A practical guide to responsible AI: Building robust, secure, and safe AI
Who is this presentation for?
- Process owners or executive stakeholders who oversee the development, deployment, monitoring, compliance or usage of models, and data scientists looking to better understand the limitations and considerations of AI in the enterprise
As AI is adopted in more diverse applications, businesses begin to realize the need for appropriate oversight of such systems. There are several areas of risk emerging for businesses relating to AI, including performance relating to bias and opacity; security, such as cybersecurity, open source, and adversarial attacks; and control risks, where models lose human oversight and go rogue. Nations and society at large must consider other risks around ethics, job displacement, intelligence divides, and autonomous warfare.
Previously, Ilana Golbin and Anand Rao have shared approaches to address bias concerns and explain model decision making to different stakeholders. Here, they lead a deep dive into risks posed specifically around the security and control of models.
- Adversarial attacks: Because machine learning models learn complex relationships in data in order to make predictions, it becomes more challenging to anticipate how models could be fooled or gamed to produce a desired outcome.
- Cybersecurity risks: In many ways, AI does not present additional cybersecurity risks. However, cybersecurity risks for AI may be more difficult to detect.
- Model theft: Exposing models to the public or for wide use enables others to capture insights from the model and potentially back into rough depictions of how models make decisions, putting unique and expensive IP at risk.
- Inadequate governance: Organizations are often not prepared to address the unique risks AI can present in systems due to the lack of appropriate skills, transparency, and controls in AI-driven processes.
Responsible AI includes AI that reflects the ethical and regulatory environment in which an organization operates, is actioned by a robust end-to-end governance, is aware of potential bias, is explainable to different stakeholders, and is stable and secure. For businesses to address the risks of AI in the enterprise and fully realize the opportunities, PwC has developed a responsible AI framework and toolkit to enable the end-to-end governance of systems, identify and contextualize ethical principles, consider the regulatory environment, and address performance needs and trade-offs with respect to bias, interpretability, robustness, security, and safety. You’ll learn about specific client examples where security, safety, and governance considerations were addressed.
What you'll learn
- Understand the risks of AI and the five dimensions of responsible AI
- Anticipate some emerging concerns around the security and robustness of AI
- Identify some existing tools and capabilities required to address these concerns
Ilana Golbin is a director in PwC’s emerging technologies practice and globally leads PwC’s research and development of responsible AI. Ilana has almost a decade of experience as a data scientist helping clients make strategic business decisions through data-informed decision making, simulation, and machine learning.
Anand Rao is a partner in PwC’s Advisory Practice and the innovation lead for the Data and Analytics Group, where he leads the design and deployment of artificial intelligence and other advanced analytical techniques and decision support systems for clients, including natural language processing, text mining, social listening, speech and video analytics, machine learning, deep learning, intelligent agents, and simulation.
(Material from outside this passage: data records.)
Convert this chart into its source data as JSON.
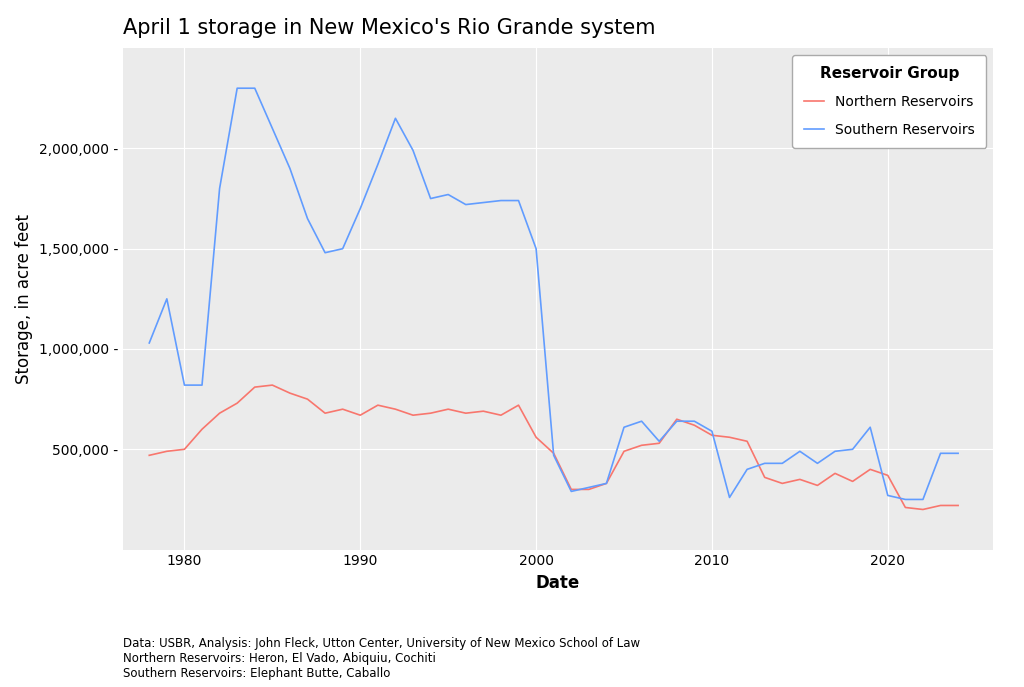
{
  "title": "April 1 storage in New Mexico's Rio Grande system",
  "xlabel": "Date",
  "ylabel": "Storage, in acre feet",
  "caption": "Data: USBR, Analysis: John Fleck, Utton Center, University of New Mexico School of Law\nNorthern Reservoirs: Heron, El Vado, Abiquiu, Cochiti\nSouthern Reservoirs: Elephant Butte, Caballo",
  "legend_title": "Reservoir Group",
  "northern_label": "Northern Reservoirs",
  "southern_label": "Southern Reservoirs",
  "northern_color": "#F8766D",
  "southern_color": "#619CFF",
  "panel_background": "#EBEBEB",
  "plot_background": "#FFFFFF",
  "northern_data": [
    [
      1978,
      470000
    ],
    [
      1979,
      490000
    ],
    [
      1980,
      500000
    ],
    [
      1981,
      600000
    ],
    [
      1982,
      680000
    ],
    [
      1983,
      730000
    ],
    [
      1984,
      810000
    ],
    [
      1985,
      820000
    ],
    [
      1986,
      780000
    ],
    [
      1987,
      750000
    ],
    [
      1988,
      680000
    ],
    [
      1989,
      700000
    ],
    [
      1990,
      670000
    ],
    [
      1991,
      720000
    ],
    [
      1992,
      700000
    ],
    [
      1993,
      670000
    ],
    [
      1994,
      680000
    ],
    [
      1995,
      700000
    ],
    [
      1996,
      680000
    ],
    [
      1997,
      690000
    ],
    [
      1998,
      670000
    ],
    [
      1999,
      720000
    ],
    [
      2000,
      560000
    ],
    [
      2001,
      480000
    ],
    [
      2002,
      300000
    ],
    [
      2003,
      300000
    ],
    [
      2004,
      330000
    ],
    [
      2005,
      490000
    ],
    [
      2006,
      520000
    ],
    [
      2007,
      530000
    ],
    [
      2008,
      650000
    ],
    [
      2009,
      620000
    ],
    [
      2010,
      570000
    ],
    [
      2011,
      560000
    ],
    [
      2012,
      540000
    ],
    [
      2013,
      360000
    ],
    [
      2014,
      330000
    ],
    [
      2015,
      350000
    ],
    [
      2016,
      320000
    ],
    [
      2017,
      380000
    ],
    [
      2018,
      340000
    ],
    [
      2019,
      400000
    ],
    [
      2020,
      370000
    ],
    [
      2021,
      210000
    ],
    [
      2022,
      200000
    ],
    [
      2023,
      220000
    ],
    [
      2024,
      220000
    ]
  ],
  "southern_data": [
    [
      1978,
      1030000
    ],
    [
      1979,
      1250000
    ],
    [
      1980,
      820000
    ],
    [
      1981,
      820000
    ],
    [
      1982,
      1800000
    ],
    [
      1983,
      2300000
    ],
    [
      1984,
      2300000
    ],
    [
      1985,
      2100000
    ],
    [
      1986,
      1900000
    ],
    [
      1987,
      1650000
    ],
    [
      1988,
      1480000
    ],
    [
      1989,
      1500000
    ],
    [
      1990,
      1700000
    ],
    [
      1991,
      1920000
    ],
    [
      1992,
      2150000
    ],
    [
      1993,
      1990000
    ],
    [
      1994,
      1750000
    ],
    [
      1995,
      1770000
    ],
    [
      1996,
      1720000
    ],
    [
      1997,
      1730000
    ],
    [
      1998,
      1740000
    ],
    [
      1999,
      1740000
    ],
    [
      2000,
      1500000
    ],
    [
      2001,
      470000
    ],
    [
      2002,
      290000
    ],
    [
      2003,
      310000
    ],
    [
      2004,
      330000
    ],
    [
      2005,
      610000
    ],
    [
      2006,
      640000
    ],
    [
      2007,
      540000
    ],
    [
      2008,
      640000
    ],
    [
      2009,
      640000
    ],
    [
      2010,
      590000
    ],
    [
      2011,
      260000
    ],
    [
      2012,
      400000
    ],
    [
      2013,
      430000
    ],
    [
      2014,
      430000
    ],
    [
      2015,
      490000
    ],
    [
      2016,
      430000
    ],
    [
      2017,
      490000
    ],
    [
      2018,
      500000
    ],
    [
      2019,
      610000
    ],
    [
      2020,
      270000
    ],
    [
      2021,
      250000
    ],
    [
      2022,
      250000
    ],
    [
      2023,
      480000
    ],
    [
      2024,
      480000
    ]
  ],
  "ylim": [
    0,
    2500000
  ],
  "yticks": [
    500000,
    1000000,
    1500000,
    2000000
  ],
  "xlim": [
    1976.5,
    2026
  ],
  "xticks": [
    1980,
    1990,
    2000,
    2010,
    2020
  ],
  "title_fontsize": 15,
  "axis_label_fontsize": 12,
  "tick_fontsize": 10,
  "caption_fontsize": 8.5,
  "legend_fontsize": 10,
  "line_width": 1.2
}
Anand is also responsible for open source software tools related to Apache Hadoop and packages built on top of Python and R for advanced analytics as well as research and commercial relationships with academic institutions and startups, research, development, and commercialization of innovative AI, big data, and analytic techniques. Previously, Anand was the chief research scientist at the Australian Artificial Intelligence Institute; program director for the Center of Intelligent Decision Systems at the University of Melbourne, Australia; and a student fellow at IBM’s T.J. Watson Research Center. He has held a number of board positions at startups and currently serves as a board member for a not-for-profit industry association. Anand has coedited four books and published over 50 papers in refereed journals and conferences. He was awarded the most influential paper award for the decade in 2007 from Autonomous Agents and Multi-Agent Systems (AAMAS) for his work on intelligent agents. He’s a frequent speaker on AI, behavioral economics, autonomous cars and their impact, analytics, and technology topics in academic and trade forums. Anand holds an MSc in computer science from Birla Institute of Technology and Science in India, a PhD in artificial intelligence from the University of Sydney, where he was awarded the university postgraduate research award, and an MBA with distinction from Melbourne Business School.